The limitations of lab VO2max tests

Our body’s physiological response can change dramatically in response to factors such as environmental conditions and type of physical exercise (i.e. cardio vs. resistance training). Consequently, results and guidelines generated by a standardized VO2max test conducted in the lab cannot be accurately applied in outdoor settings or when the type of workout differs substantially from the exercise stimulus used when performing the test (i.e. biking or treadmill running). The reason is because the VO2 – Heart Rate relationship established through a lab based VO2max test is dependent on conditions such as temperature, humidity, wind resistance, as well as the type of physical exercise. Consequently, the VO2 – Heart Rate relationship established during a lab based VO2max test can change dramatically under real life conditions and guidelines, such as training zones, can become misleading.

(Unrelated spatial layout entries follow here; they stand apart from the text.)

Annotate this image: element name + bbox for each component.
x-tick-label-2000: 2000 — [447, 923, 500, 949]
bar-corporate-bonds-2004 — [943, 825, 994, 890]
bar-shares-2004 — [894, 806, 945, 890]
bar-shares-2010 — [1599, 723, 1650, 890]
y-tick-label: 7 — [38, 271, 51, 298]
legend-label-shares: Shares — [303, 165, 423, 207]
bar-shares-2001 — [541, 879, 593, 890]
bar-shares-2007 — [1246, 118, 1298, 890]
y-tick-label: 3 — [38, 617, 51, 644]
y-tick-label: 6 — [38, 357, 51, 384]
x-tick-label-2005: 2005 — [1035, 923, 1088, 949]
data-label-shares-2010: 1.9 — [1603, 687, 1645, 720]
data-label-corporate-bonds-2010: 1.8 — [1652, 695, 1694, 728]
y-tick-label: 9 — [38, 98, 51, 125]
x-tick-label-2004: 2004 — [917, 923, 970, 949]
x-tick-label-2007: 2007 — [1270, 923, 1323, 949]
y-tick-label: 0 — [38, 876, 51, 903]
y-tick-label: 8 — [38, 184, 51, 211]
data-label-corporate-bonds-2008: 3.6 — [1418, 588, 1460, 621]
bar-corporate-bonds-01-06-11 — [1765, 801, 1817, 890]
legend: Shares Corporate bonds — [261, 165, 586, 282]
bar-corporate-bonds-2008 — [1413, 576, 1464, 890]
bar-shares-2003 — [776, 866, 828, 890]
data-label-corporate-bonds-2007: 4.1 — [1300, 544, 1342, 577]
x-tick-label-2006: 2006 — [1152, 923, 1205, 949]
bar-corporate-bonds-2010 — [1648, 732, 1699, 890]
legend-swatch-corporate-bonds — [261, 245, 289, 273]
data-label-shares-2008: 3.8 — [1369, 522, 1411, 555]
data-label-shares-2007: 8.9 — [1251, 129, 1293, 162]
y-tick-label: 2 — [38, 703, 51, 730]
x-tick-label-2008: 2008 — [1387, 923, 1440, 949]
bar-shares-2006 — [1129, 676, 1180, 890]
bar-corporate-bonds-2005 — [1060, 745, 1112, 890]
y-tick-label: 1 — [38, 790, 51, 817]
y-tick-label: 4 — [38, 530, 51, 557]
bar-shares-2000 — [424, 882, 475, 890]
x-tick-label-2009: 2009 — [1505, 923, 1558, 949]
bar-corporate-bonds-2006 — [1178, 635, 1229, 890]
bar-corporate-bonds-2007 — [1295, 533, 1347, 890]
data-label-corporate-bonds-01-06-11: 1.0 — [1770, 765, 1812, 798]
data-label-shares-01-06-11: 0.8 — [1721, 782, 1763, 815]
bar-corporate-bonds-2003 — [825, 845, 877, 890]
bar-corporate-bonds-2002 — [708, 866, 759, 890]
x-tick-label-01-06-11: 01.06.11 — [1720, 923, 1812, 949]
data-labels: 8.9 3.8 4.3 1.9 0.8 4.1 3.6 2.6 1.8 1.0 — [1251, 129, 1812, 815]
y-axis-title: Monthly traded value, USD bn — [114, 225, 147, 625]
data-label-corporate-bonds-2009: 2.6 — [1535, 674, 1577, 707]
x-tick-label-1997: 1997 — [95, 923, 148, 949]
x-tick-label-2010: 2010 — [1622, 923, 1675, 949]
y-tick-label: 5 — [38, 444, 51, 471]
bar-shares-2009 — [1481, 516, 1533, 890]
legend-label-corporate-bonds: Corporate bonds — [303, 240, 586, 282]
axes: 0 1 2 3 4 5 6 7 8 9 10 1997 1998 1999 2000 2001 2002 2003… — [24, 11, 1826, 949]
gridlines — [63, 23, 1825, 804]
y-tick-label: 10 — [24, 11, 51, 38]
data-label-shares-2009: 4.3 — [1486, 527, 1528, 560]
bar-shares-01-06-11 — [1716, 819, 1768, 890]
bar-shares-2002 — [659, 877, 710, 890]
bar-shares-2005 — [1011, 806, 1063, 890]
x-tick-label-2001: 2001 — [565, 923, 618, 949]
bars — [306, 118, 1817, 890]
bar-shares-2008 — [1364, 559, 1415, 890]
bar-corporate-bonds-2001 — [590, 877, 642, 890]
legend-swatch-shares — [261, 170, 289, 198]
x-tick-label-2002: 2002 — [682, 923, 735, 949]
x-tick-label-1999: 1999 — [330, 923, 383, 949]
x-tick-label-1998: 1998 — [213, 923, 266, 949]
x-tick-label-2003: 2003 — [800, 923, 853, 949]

In the case of endurance athletes, training zones and other proceedings generated from a lab-based VO2max test (e.g. optimal pace, timing to consume gels) conducted in the lab cannot be accurately used during the race since humidity, temperature, and windspeed conditions will almost certainly differ from those in the lab. In the case of CrossFit, MMA, or basketball athletes, the proceedings of a lab-based VO2max test provide almost no guidance to their trainings since the type of muscle stimulus during their sports is fundamentally different from that experienced in the lab.